In dit proces-verbaal wordt tevens verwezen naar de volgende telefoonnummers:
- [telefoonnummer 6] ( hierna te noemen [telefoonnummer 6] ) in gebruik bij verdachte [verdachte]
- [telefoonnummer 7] ( hierna te noemen [telefoonnummer 7] ) in gebruik bij verdachte [medeverdachte 2]
(p. 289) Op zondag 7 november 2016 om 20.17.01 uur straalt [telefoonnummer 13] aan, een Cell-id, aan de [adres 16] te Hoogezand. Dit betreft een spraakcontact tussen [telefoonnummer 6] en [telefoonnummer 13] . Het initiatief van het gesprek ligt bij [telefoonnummer 6] .

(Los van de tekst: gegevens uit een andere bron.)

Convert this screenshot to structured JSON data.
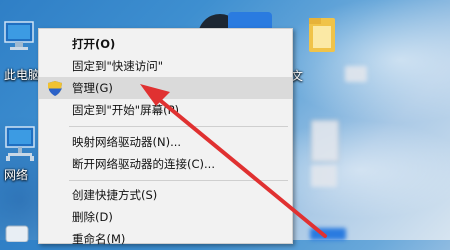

(p. 290) Op zondag 7 november 2016 om 22.39.47 uur straalt [telefoonnummer 13] aan, een Cell-id aan de [adres 4] te Eelde/Paterswolde. Dit betreft een spraakcontact tussen [telefoonnummer 7] en [telefoonnummer 13] . Het gesprek duurt 17 seconden.
[telefoonnummer 7] straalt dan aan, een Cell-id aan de [adres 4] te Eelde/Paterswolde. Vastgesteld kan worden dat de verdachten [medeverdachte 1] en [medeverdachte 2] beiden in Eelde zijn, maar niet in hetzelfde dekkingsgebied zitten.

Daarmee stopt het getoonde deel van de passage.